SPARTANBURG, S.C. -- For the second time in the first week of training camp, Carolina Panthers quarterback Cam Newton did not participate in any drills -- a sign that he remains a "work in progress'' in his return from offseason shoulder surgery.

But the 2015 NFL MVP said Thursday that it was a relief to throw a 45-yard pass without pain -- something he couldn't do at the end of last season -- during the first practice a week ago.

"It was a sigh of relief for a lot of people, because I wasn't right at the end of the season," said Newton, speaking to reporters for the first time at camp. "And it was a sigh of relief for myself as well to be able to throw like that again.

"But like I said, it's a process. I don't want people to just assume, 'Oh, Cam's back!' I'm doing a lot of work behind the scenes to make sure that I'm able to practice and to practice with the capabilities I know I can and the team expects me to be."

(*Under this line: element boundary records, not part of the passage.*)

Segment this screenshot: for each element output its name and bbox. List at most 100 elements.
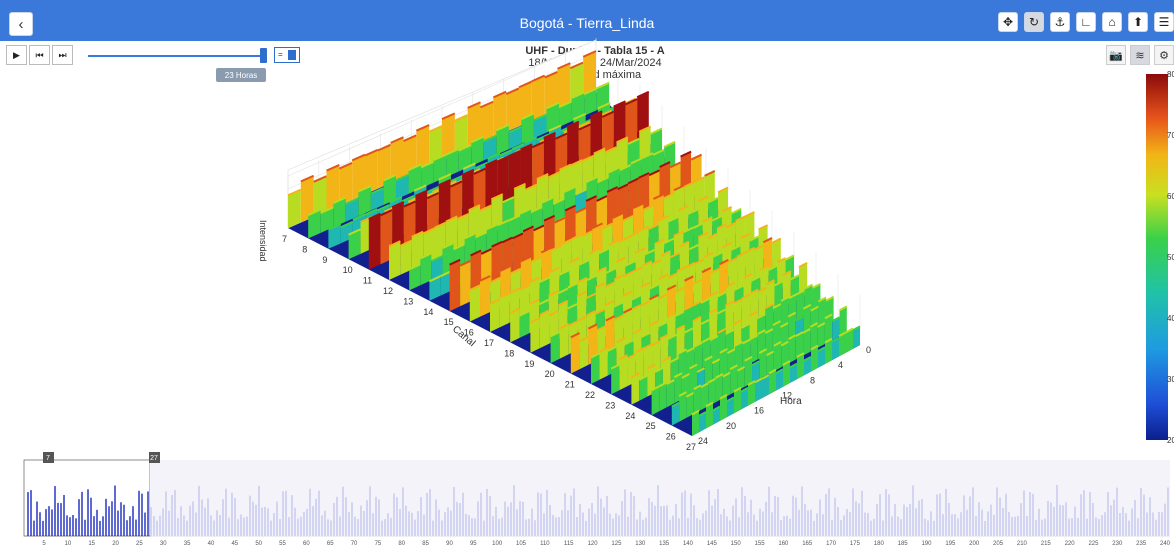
ridge-top bbox=[697, 195, 709, 203]
rotate-icon[interactable]: ↻ bbox=[1024, 12, 1044, 32]
camera-icon[interactable]: 📷 bbox=[1106, 45, 1126, 65]
ridge-top bbox=[758, 348, 768, 354]
canal-tick: 27 bbox=[686, 442, 696, 452]
ridge-top bbox=[575, 207, 587, 214]
ridge-top bbox=[773, 341, 782, 347]
ridge-segment bbox=[795, 332, 804, 360]
ridge-segment bbox=[797, 353, 804, 380]
ridge-top bbox=[673, 184, 685, 192]
hour-tooltip: 23 Horas bbox=[216, 68, 266, 82]
ridge-top bbox=[453, 243, 466, 251]
home-icon[interactable]: ⌂ bbox=[1102, 12, 1122, 32]
layers-icon[interactable]: ≋ bbox=[1130, 45, 1150, 65]
slider-thumb[interactable] bbox=[260, 48, 267, 63]
ridge-top bbox=[653, 193, 665, 200]
ridge-segment bbox=[706, 402, 713, 429]
ridge-top bbox=[721, 241, 732, 249]
canal-tick: 20 bbox=[545, 369, 555, 379]
ridge-top bbox=[536, 133, 550, 141]
ridge-top bbox=[725, 221, 737, 229]
ridge-top bbox=[467, 101, 481, 109]
axis-icon[interactable]: ∟ bbox=[1076, 12, 1096, 32]
ridge-segment bbox=[783, 361, 790, 387]
ridge-segment bbox=[530, 318, 540, 353]
ridge-top bbox=[577, 276, 588, 284]
ridge-top bbox=[638, 125, 652, 133]
ridge-top bbox=[663, 192, 675, 200]
slider-mode-toggle[interactable]: = bbox=[274, 47, 300, 63]
ridge-segment bbox=[744, 356, 753, 387]
ridge-segment bbox=[708, 378, 716, 407]
ridge-segment bbox=[333, 197, 346, 228]
ridge-top bbox=[326, 164, 340, 172]
ridge-segment bbox=[824, 314, 833, 345]
hist-tick: 10 bbox=[65, 541, 72, 546]
ridge-segment bbox=[490, 299, 500, 332]
ridge-top bbox=[518, 80, 533, 89]
hist-tick: 230 bbox=[1112, 541, 1123, 546]
ridge-top bbox=[787, 334, 797, 340]
step-back-button[interactable]: ⏮ bbox=[29, 45, 50, 65]
ridge-top bbox=[627, 353, 637, 360]
ridge-top bbox=[571, 91, 585, 99]
ridge-segment bbox=[748, 381, 755, 406]
ridge-top bbox=[401, 194, 415, 203]
ridge-segment bbox=[699, 412, 706, 433]
ridge-top bbox=[567, 303, 578, 310]
ridge-segment bbox=[750, 335, 758, 364]
ridge-top bbox=[619, 164, 632, 171]
ridge-segment bbox=[741, 294, 751, 328]
ridge-top bbox=[780, 322, 789, 328]
hist-tick: 195 bbox=[945, 541, 956, 546]
canal-tick: 21 bbox=[565, 380, 575, 390]
ridge-top bbox=[428, 275, 441, 283]
ridge-top bbox=[307, 208, 322, 217]
upload-icon[interactable]: ⬆ bbox=[1128, 12, 1148, 32]
channel-ridge bbox=[408, 140, 676, 291]
ridge-segment bbox=[416, 125, 430, 172]
ridge-top bbox=[596, 266, 607, 273]
play-button[interactable]: ▶ bbox=[6, 45, 27, 65]
hist-tick: 5 bbox=[42, 541, 46, 546]
hist-tick: 20 bbox=[112, 541, 119, 546]
ridge-top bbox=[411, 230, 424, 238]
ridge-top bbox=[817, 296, 827, 303]
ridge-top bbox=[757, 286, 767, 293]
ridge-top bbox=[581, 230, 593, 237]
ridge-top bbox=[608, 239, 620, 246]
ridge-top bbox=[796, 352, 805, 358]
step-forward-button[interactable]: ⏭ bbox=[52, 45, 73, 65]
ridge-top bbox=[596, 195, 608, 202]
channel-ridge bbox=[671, 305, 848, 426]
hist-tick: 130 bbox=[635, 541, 646, 546]
range-selector[interactable]: 7 27 5 10 15 20 25 30 35 40 45 50 55 60 65 70 75 80 85 90 95… bbox=[0, 452, 1174, 546]
ridge-top bbox=[558, 269, 570, 276]
channel-ridge bbox=[691, 325, 861, 436]
back-button[interactable]: ‹ bbox=[9, 12, 33, 36]
ridge-top bbox=[678, 348, 687, 355]
ridge-top bbox=[725, 281, 736, 288]
ridge-top bbox=[677, 204, 689, 212]
ridge-top bbox=[442, 242, 454, 250]
ridge-segment bbox=[709, 308, 718, 345]
range-start-handle[interactable] bbox=[43, 452, 54, 463]
ridge-top bbox=[596, 81, 610, 90]
ridge-top bbox=[376, 203, 391, 212]
ridge-top bbox=[569, 61, 584, 70]
ridge-top bbox=[634, 247, 646, 254]
canal-tick: 13 bbox=[403, 296, 413, 306]
ridge-top bbox=[496, 155, 510, 163]
hour-slider[interactable]: = bbox=[84, 44, 302, 66]
ridge-top bbox=[364, 208, 378, 216]
ridge-top bbox=[497, 219, 510, 227]
anchor-icon[interactable]: ⚓ bbox=[1050, 12, 1070, 32]
ridge-top bbox=[691, 409, 700, 416]
ridge-segment bbox=[741, 387, 748, 410]
range-end-handle[interactable] bbox=[149, 452, 160, 463]
ridge-segment bbox=[765, 304, 774, 336]
ridge-top bbox=[749, 310, 758, 317]
ridge-segment bbox=[345, 198, 359, 222]
move-icon[interactable]: ✥ bbox=[998, 12, 1018, 32]
ridge-segment bbox=[559, 101, 572, 127]
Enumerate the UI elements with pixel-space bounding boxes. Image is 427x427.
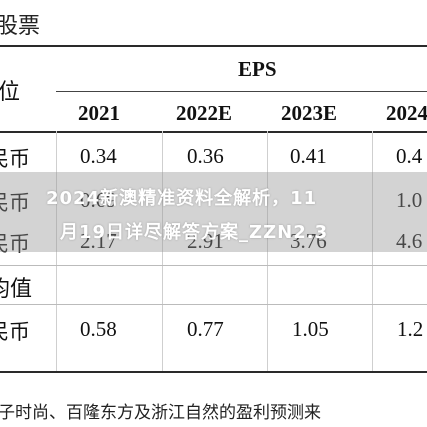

The process includes a more compact throwing motion that gets Newton's lower body more involved and takes stress off the shoulder, on which he first had surgery in 2017.

It also includes a new warmup routine, a series of arm rotations and motions added by the training staff.

Being a spectator this often, this early in training camp also is new for Newton.

"A lot of times, you have to just get out of your own head," Newton said. "When you're hurt for so long, you keep telling yourself, 'Just do it. Just do it.' As football players, our mantra is big macho guy going down the field, never showing signs of weakness, never get hurt. And then you're doing it, but you're not necessarily making things better.

"I keep saying it, but it's a process. A lot of times it's easier than other times. But at the end of the day, you just have to keep moving forward and be obedient to coaches and trainers and everybody has your best interest."

Newton admittedly no longer feels the need to be Superman,' as he did when he entered the league as the top pick in the 2011 draft. He bought into offensive coordinator Norv Turner's system predicated on spreading the ball around and relying on playmakers such as running back Christian McCaffrey and wide receiver DJ Moore.

That helped Newton achieve a season-high 67.9 completion percentage in 2018 despite arm soreness that ultimately resulted in him being shut down for the final two games. He came into last season with a career 58.5 completion percentage.

"I just want to win, man," Newton said. "Just want to win, as a lot of people say and do. We're past due for South Carolina and North Carolina to have something to brag about. We're going to start by perfecting ourselves and perfecting the things we can control.

"We want this division back. That's why we're going as hard as we are."

Panthers coach Ron Rivera said Newton has looked 100 percent when he has practiced.

"He's moving very comfortably and he's very smooth in his movements and you don't see him favoring or wincing or anything like that," Rivera said. "You don't see him lumbering.

"The biggest thing is he's gone out and sought the right type of help. He's got the right type of people around him that are working around him. And I do think his progress most certainly will show on the football field."

Newton hasn't been as flamboyant and talkative during practices, partly because he doesn't have outside linebacker Thomas Davis to jaw with and partly because he's focused on his recovery and progressing in Turner's offense.

Newton calls all of this part of his growth as he enters his ninth NFL season.

Accepting days off also is part of that growth.

"One thing I wanted to work on was being honest with myself, knowing when my body is talking to me, knowing that it's OK to sit out a practice," Newton said. "I'm at a point in my career now where I'm as hungry as ever, but I have to be as smart as ever.

"Doing certain things just to get on the field may not be the best kind of theory about it."